Ciels d’Orage, conversations avec Christophe Ono-dit-Biot
La biographie parue cet automne sur Enki Bilal est étonnante. Christophe Ono-dit-Biot, l’initiateur, a choisi une forme de conversations, retranscrites telles quelles. Dans « Ciels d’Orage » (Flammarion), on découvre quelqu’un d’autre que l’auteur de bandes-dessinée, qui a si peu parlé de lui, mais beaucoup montré et commenté son art. Il raconte son enfance, son refuge dans le dessin, sa passion pour la science-fiction, sa façon de dessiner les femmes, les histoires, ses couleurs, et bien sûr sa collaboration avec certaines personnes importantes, comme Pierre Christin. Pour le dessinateur, ce livre est surtout le fruit d’une rencontre unique : « J’ai eu confiance, dit-il, je n’étais pas face à un spécialiste de bande dessinée, j’étais face à un écrivain, journaliste, reporter, quelqu’un qui connaissait l’art graphique, qui s’intéressait au monde de l’art contemporain. Son regard, d’emblée, était un regard certes inquisiteur, mais d’une grande sincérité.
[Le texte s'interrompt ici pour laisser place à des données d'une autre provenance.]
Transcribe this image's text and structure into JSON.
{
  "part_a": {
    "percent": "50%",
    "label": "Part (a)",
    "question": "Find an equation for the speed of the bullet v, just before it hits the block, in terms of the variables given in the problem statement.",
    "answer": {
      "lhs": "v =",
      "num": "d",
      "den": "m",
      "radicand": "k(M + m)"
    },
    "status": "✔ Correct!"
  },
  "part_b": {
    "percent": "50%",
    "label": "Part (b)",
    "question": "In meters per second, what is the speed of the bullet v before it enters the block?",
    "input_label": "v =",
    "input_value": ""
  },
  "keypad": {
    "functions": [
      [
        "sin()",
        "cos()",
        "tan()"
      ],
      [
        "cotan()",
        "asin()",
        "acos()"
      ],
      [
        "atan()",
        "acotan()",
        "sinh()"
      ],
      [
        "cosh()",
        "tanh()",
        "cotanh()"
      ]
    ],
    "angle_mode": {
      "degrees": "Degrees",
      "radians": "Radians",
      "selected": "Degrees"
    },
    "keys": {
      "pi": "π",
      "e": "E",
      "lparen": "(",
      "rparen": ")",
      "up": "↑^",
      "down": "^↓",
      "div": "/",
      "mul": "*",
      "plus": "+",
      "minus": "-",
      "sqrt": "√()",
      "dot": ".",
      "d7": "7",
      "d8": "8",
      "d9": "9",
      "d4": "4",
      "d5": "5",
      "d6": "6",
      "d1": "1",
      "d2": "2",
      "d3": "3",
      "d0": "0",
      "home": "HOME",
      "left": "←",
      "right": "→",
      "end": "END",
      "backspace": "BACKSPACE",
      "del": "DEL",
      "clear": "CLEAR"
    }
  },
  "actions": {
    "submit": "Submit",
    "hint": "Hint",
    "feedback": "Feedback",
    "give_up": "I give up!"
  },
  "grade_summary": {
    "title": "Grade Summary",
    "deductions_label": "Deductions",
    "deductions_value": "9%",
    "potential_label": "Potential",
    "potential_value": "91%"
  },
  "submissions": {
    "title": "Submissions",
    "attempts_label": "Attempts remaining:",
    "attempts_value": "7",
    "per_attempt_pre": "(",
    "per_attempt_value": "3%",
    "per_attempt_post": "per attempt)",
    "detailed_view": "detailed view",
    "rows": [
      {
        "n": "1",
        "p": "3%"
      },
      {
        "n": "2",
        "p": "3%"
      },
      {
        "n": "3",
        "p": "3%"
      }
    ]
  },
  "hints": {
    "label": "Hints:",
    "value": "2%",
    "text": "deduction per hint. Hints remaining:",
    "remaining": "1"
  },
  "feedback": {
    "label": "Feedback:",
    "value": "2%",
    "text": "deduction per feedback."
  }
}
C’était quelqu’un qui connaissait très bien mon travail, qui l’adorait. Et donc il voulait débusquer l’homme, l’être humain qui se cachait derrière ce qui lui l’avait fasciné, marqué, déjà gamin, avec « La Foire aux Immortels » notamment. Il y avait une telle générosité dans cette « inquisition » que je me suis pris au jeu, et qu’à un moment donné j’ai trouvé absolument normal et naturel de, moi-même, mettre en perspective l’histoire de ce père qui part… Ce ne sont pas des choses anodines, ça fait partie de ma vie, et en fin de compte il y a une explication à certaines évolutions, certains états d’esprit, certaines obsessions que j’ai pu avoir et que j’ai toujours dans mon travail. C’était le moment, peut-être, aussi, tout simplement. Le simple fait d’oser dire les choses, c’est déjà pas mal.
L'histoire d'un homme
Si vous ne connaissez pas bien la vie ou l'oeuvre d'Enki Bilal, rien ne vous empêche de lire cette biographie. On y découvre la vie d'un enfant né en Yougoslasvie, réfugié très tôt dans ses dessins, alors que son père vit en France. le regroupement familial en région parisienne ne se déroule pas aussi bien qu'attendu, ce qui n'empêche pas le jeune homme de tracer sa route avec son art, de le développer au fil des ans, d'expériemnter au passage le 7ème art. Pour les fans, la lecture s'avèrera également instructive sur la génèse de l'oeuvre de Bilal, car il ne s'était jamais livré à ce point, et le regard expert et bienveillant de Christophe Ono-dit-Biot n'y est pas pour rien.